Quand Chesterton parle du goût de saint Thomas pour l’aventure, il ne pense pas à toutes ces péripéties. Mais il pense à sa grandiose vision théologique, où tout ce qui existe vient du Dieu créateur et retourne vers Dieu qui l’appelle à lui. Tout vient de Dieu qui jouit d’une béatitude parfaite et tout retourne vers Dieu pour s’épanouir dans le bonheur du genre humain. Notre origine est la béatitude de Dieu lui-même ; notre fin est de contempler Dieu dans la gloire.

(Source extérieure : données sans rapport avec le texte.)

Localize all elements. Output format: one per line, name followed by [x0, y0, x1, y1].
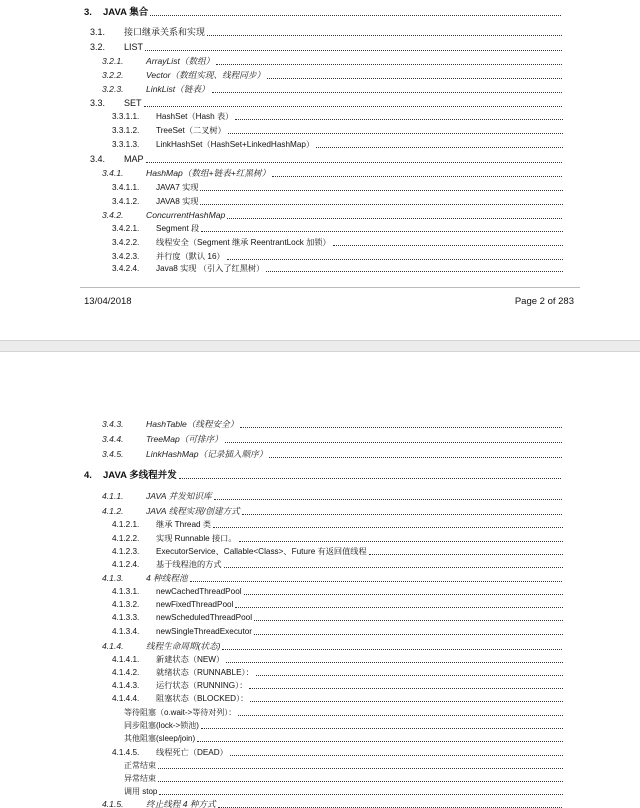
toc-entry-number: 4.1.4.2. [112, 668, 140, 677]
toc-page-2 [0, 0, 640, 340]
toc-entry-title: ArrayList（数组） [146, 56, 215, 66]
toc-entry-title: JAVA8 实现 [156, 197, 199, 206]
toc-entry-title: 运行状态（RUNNING）： [156, 681, 248, 690]
toc-leader-dots [240, 427, 562, 428]
toc-leader-dots [269, 457, 562, 458]
toc-entry-number: 4.1.4. [102, 641, 124, 651]
toc-entry-number: 4.1.2.4. [112, 560, 140, 569]
toc-leader-dots [256, 675, 563, 676]
toc-leader-dots [158, 768, 563, 769]
toc-entry-title: LinkHashMap（记录插入顺序） [146, 449, 268, 459]
toc-entry-title: MAP [124, 154, 144, 164]
toc-leader-dots [159, 794, 563, 795]
toc-leader-dots [226, 662, 563, 663]
toc-entry-title: HashMap（数组+链表+红黑树） [146, 168, 271, 178]
toc-leader-dots [239, 541, 563, 542]
toc-leader-dots [242, 514, 562, 515]
toc-leader-dots [235, 607, 563, 608]
toc-leader-dots [212, 92, 562, 93]
toc-entry-title: 正常结束 [124, 761, 156, 770]
toc-entry-number: 4.1.4.5. [112, 748, 140, 757]
toc-entry-title: LinkList（链表） [146, 84, 210, 94]
toc-leader-dots [158, 781, 563, 782]
footer-date: 13/04/2018 [84, 296, 132, 307]
toc-leader-dots [227, 218, 562, 219]
toc-entry-number: 4.1.4.3. [112, 681, 140, 690]
toc-entry-title: newSingleThreadExecutor [156, 627, 253, 636]
toc-entry-title: 线程安全（Segment 继承 ReentrantLock 加锁） [156, 238, 331, 247]
toc-leader-dots [230, 755, 563, 756]
toc-leader-dots [244, 594, 563, 595]
toc-entry-number: 3.4.5. [102, 449, 124, 459]
toc-entry-title: 4 种线程池 [146, 573, 188, 583]
toc-entry-number: 3.4.1.2. [112, 197, 140, 206]
toc-entry-title: 线程死亡（DEAD） [156, 748, 228, 757]
toc-entry-number: 3.3.1.3. [112, 140, 140, 149]
toc-entry-title: ExecutorService、Callable<Class>、Future 有返回值线程 [156, 547, 367, 556]
toc-entry-number: 3.3. [90, 98, 106, 108]
toc-entry-number: 4.1.3.4. [112, 627, 140, 636]
toc-leader-dots [213, 527, 563, 528]
toc-entry-number: 3.1. [90, 27, 106, 37]
toc-entry-number: 3.3.1.2. [112, 126, 140, 135]
toc-entry-title: TreeMap（可排序） [146, 434, 223, 444]
toc-entry-number: 3.4.1. [102, 168, 124, 178]
toc-entry-title: JAVA 多线程并发 [103, 470, 177, 481]
toc-entry-number: 4.1.3.1. [112, 587, 140, 596]
toc-entry-number: 3.4.2.2. [112, 238, 140, 247]
toc-entry-title: 等待阻塞（o.wait->等待对列）： [124, 708, 237, 717]
page-separator [0, 340, 640, 352]
toc-leader-dots [238, 715, 563, 716]
toc-entry-number: 3.4.2.1. [112, 224, 140, 233]
toc-leader-dots [201, 728, 563, 729]
toc-entry-number: 4.1.1. [102, 491, 124, 501]
toc-leader-dots [222, 649, 562, 650]
toc-entry-title: JAVA7 实现 [156, 183, 199, 192]
toc-entry-title: SET [124, 98, 142, 108]
toc-leader-dots [200, 190, 563, 191]
toc-entry-number: 3.2.3. [102, 84, 124, 94]
toc-entry-number: 4. [84, 470, 92, 481]
toc-page-3 [0, 352, 640, 808]
toc-leader-dots [214, 499, 562, 500]
toc-leader-dots [150, 15, 561, 16]
toc-leader-dots [272, 176, 562, 177]
toc-leader-dots [250, 701, 563, 702]
toc-entry-title: 新建状态（NEW） [156, 655, 225, 664]
toc-entry-title: TreeSet（二叉树） [156, 126, 226, 135]
toc-entry-number: 3.4.2.3. [112, 252, 140, 261]
toc-leader-dots [201, 231, 563, 232]
toc-leader-dots [197, 741, 563, 742]
toc-entry-title: 基于线程池的方式 [156, 560, 222, 569]
toc-entry-title: Vector（数组实现、线程同步） [146, 70, 266, 80]
toc-entry-number: 3.4. [90, 154, 106, 164]
toc-entry-number: 4.1.3.3. [112, 613, 140, 622]
toc-entry-title: 就绪状态（RUNNABLE）： [156, 668, 254, 677]
toc-entry-number: 4.1.2.2. [112, 534, 140, 543]
toc-entry-number: 3.4.3. [102, 419, 124, 429]
toc-entry-number: 3.2.2. [102, 70, 124, 80]
toc-entry-title: 同步阻塞(lock->锁池) [124, 721, 199, 730]
toc-entry-title: newScheduledThreadPool [156, 613, 253, 622]
toc-leader-dots [200, 204, 563, 205]
toc-leader-dots [207, 35, 562, 36]
toc-entry-title: 其他阻塞(sleep/join) [124, 734, 196, 743]
toc-entry-title: 终止线程 4 种方式 [146, 799, 216, 808]
toc-entry-number: 4.1.2.3. [112, 547, 140, 556]
toc-leader-dots [145, 50, 562, 51]
toc-entry-number: 4.1.4.4. [112, 694, 140, 703]
toc-entry-number: 4.1.2. [102, 506, 124, 516]
toc-leader-dots [227, 259, 563, 260]
toc-leader-dots [190, 581, 562, 582]
toc-leader-dots [225, 442, 562, 443]
toc-entry-title: JAVA 线程实现/创建方式 [146, 506, 240, 516]
toc-entry-number: 4.1.3.2. [112, 600, 140, 609]
toc-entry-number: 3.4.4. [102, 434, 124, 444]
toc-entry-title: 实现 Runnable 接口。 [156, 534, 237, 543]
toc-entry-title: 阻塞状态（BLOCKED）： [156, 694, 249, 703]
toc-entry-title: ConcurrentHashMap [146, 210, 226, 220]
footer-page-number: Page 2 of 283 [514, 296, 574, 307]
toc-entry-title: 并行度（默认 16） [156, 252, 225, 261]
toc-entry-title: LinkHashSet（HashSet+LinkedHashMap） [156, 140, 315, 149]
toc-entry-title: LIST [124, 42, 144, 52]
toc-entry-title: 线程生命周期(状态) [146, 641, 221, 651]
toc-leader-dots [224, 567, 563, 568]
toc-entry-title: JAVA 并发知识库 [146, 491, 212, 501]
toc-entry-number: 4.1.5. [102, 799, 124, 808]
toc-entry-number: 3.4.2. [102, 210, 124, 220]
toc-entry-number: 3.2. [90, 42, 106, 52]
toc-entry-title: newCachedThreadPool [156, 587, 242, 596]
toc-leader-dots [266, 271, 563, 272]
toc-entry-title: 异常结束 [124, 774, 156, 783]
toc-entry-number: 3. [84, 7, 92, 18]
toc-leader-dots [146, 162, 562, 163]
toc-entry-number: 4.1.2.1. [112, 520, 140, 529]
toc-leader-dots [235, 119, 563, 120]
toc-leader-dots [144, 106, 562, 107]
toc-entry-number: 3.4.2.4. [112, 264, 140, 273]
toc-entry-number: 3.3.1.1. [112, 112, 140, 121]
toc-leader-dots [179, 478, 561, 479]
toc-entry-title: HashTable（线程安全） [146, 419, 239, 429]
footer-rule [80, 287, 580, 288]
toc-leader-dots [254, 634, 563, 635]
toc-entry-number: 4.1.4.1. [112, 655, 140, 664]
toc-entry-title: 接口继承关系和实现 [124, 27, 206, 37]
toc-leader-dots [249, 688, 563, 689]
toc-leader-dots [254, 620, 563, 621]
toc-entry-title: Segment 段 [156, 224, 200, 233]
toc-leader-dots [316, 147, 563, 148]
toc-entry-title: Java8 实现 （引入了红黑树） [156, 264, 265, 273]
toc-entry-title: HashSet（Hash 表） [156, 112, 234, 121]
toc-leader-dots [216, 64, 562, 65]
toc-leader-dots [228, 133, 563, 134]
toc-leader-dots [267, 78, 562, 79]
toc-entry-title: newFixedThreadPool [156, 600, 234, 609]
toc-entry-title: 调用 stop [124, 787, 158, 796]
toc-entry-title: JAVA 集合 [103, 7, 149, 18]
toc-entry-number: 3.4.1.1. [112, 183, 140, 192]
toc-entry-title: 继承 Thread 类 [156, 520, 212, 529]
toc-leader-dots [369, 554, 563, 555]
toc-entry-number: 3.2.1. [102, 56, 124, 66]
toc-leader-dots [333, 245, 563, 246]
toc-entry-number: 4.1.3. [102, 573, 124, 583]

Certes, saint Thomas n’est pas le premier à présenter cette vision qui vient en partie de la sagesse antique. Cette sagesse c’est celle de l’émerveillement devant ce qui existe, devant l’être pur et simple, jusqu’à s’interroger sur sa provenance et sa direction. Mais la révélation chrétienne apporte des lumières nouvelles à cette perspective : le monde n’est pas le produit d’une divinité abstraite, mais du dessein bienveillant d’un Dieu personnel qui l’a créé par amour.
Cette interrogation vaut pour tout ce qui existe. L’univers attend d’être renouvelé pour devenir « un ciel nouveau et une terre nouvelle ». Mais cela acquiert une importance toute spéciale pour l’homme créé à l’image de Dieu. L’homme peut poser ses propres actes, peut choisir ce qu’il devient. Il est le héros de sa propre aventure.
Son origine et sa fin lui disent qui il est et ce qu’il doit faire. D’où est-ce que je viens ? Si la question est importante pour ceux qui ont le malheur de ne pas connaître l’identité de leurs parents, elle est encore plus vitale pour nous tous qui cherchons à savoir d’où nous venons ultimement, pas seulement de nos parents mais du principe de toute la création.
Si nous venions du hasard des rencontres d’atomes et de la nécessité de la matière, alors notre existence ne serait qu’une occasion éphémère de puiser de manière égoïste un peu de bien-être. Si au contraire notre existence correspond au libre projet d’un Dieu qui crée avec sagesse et par amour, alors le moindre de nos actes acquiert une importance capitale parce qu’il peut nous conduire (ou non) vers la fin à laquelle nous sommes destinés.
Vécu dans cette perspective, l’acte le plus ordinaire acquiert une saveur d’éternité. Sainte Thérèse de l’Enfant-Jésus disait qu’on pouvait sauver une âme en ramassant une épingle par amour. Et elle a véritablement vécu cette aventure, elle qui est devenue la patronne des missions tout en restant dans son Carmel perdu au fin fond de la Normandie.

 

Dans cette aventure, nous ne sommes pas abandonnés. Le Christ est le chemin : « Je suis sorti du Père, et je suis venu dans le monde ; maintenant je quitte le monde, et je pars vers le Père », nous disait-il dans l’évangile (Jn 16, 28). C’est dans ce cadre que prend place l’aventure de sortie et de retour vers Dieu. Le retour vers Dieu ne consiste pas à s’évader du monde, comme s’il était la matrice dont il faut se libérer, mais il consiste à œuvrer dans ce monde à la suite du Christ. Les difficultés de la vie ne sont pas la prison dont il faut se libérer mais au contraire le lieu même où s’accomplit la rédemption, parce que le Verbe incarné nous y précède. Il est le chemin et le but. On connaît ce fameux épisode où saint Thomas en prière voit le crucifix lui parler et lui demander : « Tu as bien parlé de moi, que veux-tu en retour ? » Et saint Thomas de répondre : « Rien d’autre que toi Seigneur. » La récompense d’une vie entière de travail théologique ne peut être que le Christ lui-même.
Le Christ accomplit ce mouvement de sortie et de retour. Le posséder, c’est déjà en quelque sorte posséder le principe et la fin. « Je suis le Chemin, la Vérité et la Vie » (Jn 14, 6), nous dit le Christ. Voici donc quelle est l’aventure de notre vie : suivre le Christ pour accomplir dans l’Esprit ce mouvement de retour vers le Père. Pour nous fortifier sur ce chemin, le Christ s’est fait lui-même nourriture dans l’Eucharistie. À la suite de saint Thomas, adorons-le et nourrissons-nous de son Corps et de son Sang.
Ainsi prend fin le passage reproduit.